Duff and Holmes outsourced the distillation to some “excellent distilleries” in New Zealand. Despite the founder’s lack of distilling expertise, its rums have won gold medals at the San Francisco World Spirits Competition every year since 2010.

“We had to give people permission to drink rum,” Duff says. “In New Zealand, it’s fair to say it didn’t have a great reputation. As you Australians would say, it’s seen as a ‘bogan’ drink.

“But rum tastes good, and it’s a great cocktail drink. We had to make it cool.”

Duff and Holmes had one driving goal: their rum had to be accessible. They wanted smooth, soft rums that would appeal as much to wine drinkers as those used to liquor.

Rum is a strongly growing category, and most of that growth is in spiced rum, of which twice as much was sold this year than last. So it’s not surprising Stolen is launching its own spiced rum – a coffee and tobacco-flavoured concoction that’ll sell in Australia and America.

“Our spiced rum is part of a new wave of rum, it’s edgy and we think it’s what consumers want,” Duff says.

Aside from the rum itself, Duff and Holmes had one other goal. They wanted their marketing to be fresh.

Most of the world’s best rums are made in the Caribbean, which lends itself, quite naturally in the hands of a marketer, to the “pirate thing”. But smuggling stories aside, Stolen Rum has stayed away from that.

“It just didn’t feel right,” Duff says.

“My experience of rum was always urban, in little cocktail bars and back alleys in London. And if everyone’s clubbing around with one message, it’s really easy for us to do something different. For me, rum was a young spirit who lived in East London, and that’s what I tried to get across.”

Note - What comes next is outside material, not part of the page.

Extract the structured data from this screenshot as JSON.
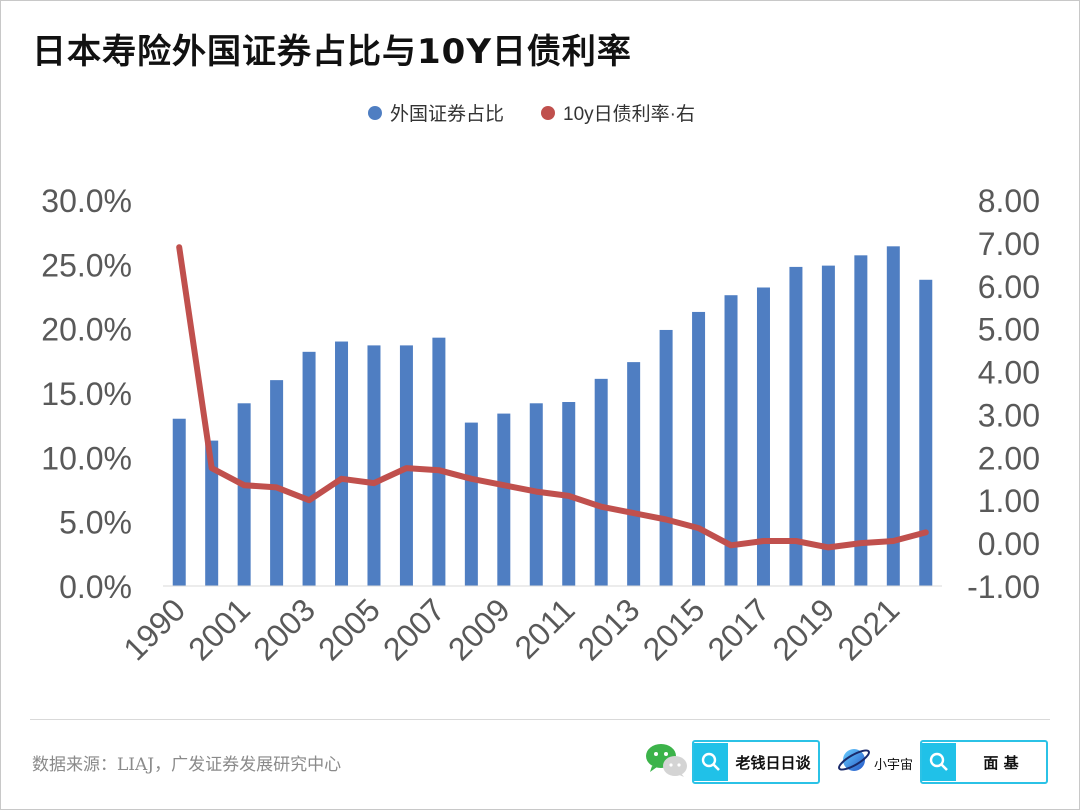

Between 2011 and 2012, Stolen Rum nearly doubled its volumes, and Duff expects that to happen again this year. The company has opened a Sydney office, and when SmartCompany spoke to Duff, he was setting up another in Miami. Just nine people currently work for Stolen Rum, but the company is recruiting.

“We’re aiming to not only be the fastest-growing rum brand in the world, but to be innovative and create one of the most loyal fan bases,” Duff says.

With the Beam deal secured, that goal is one step closer.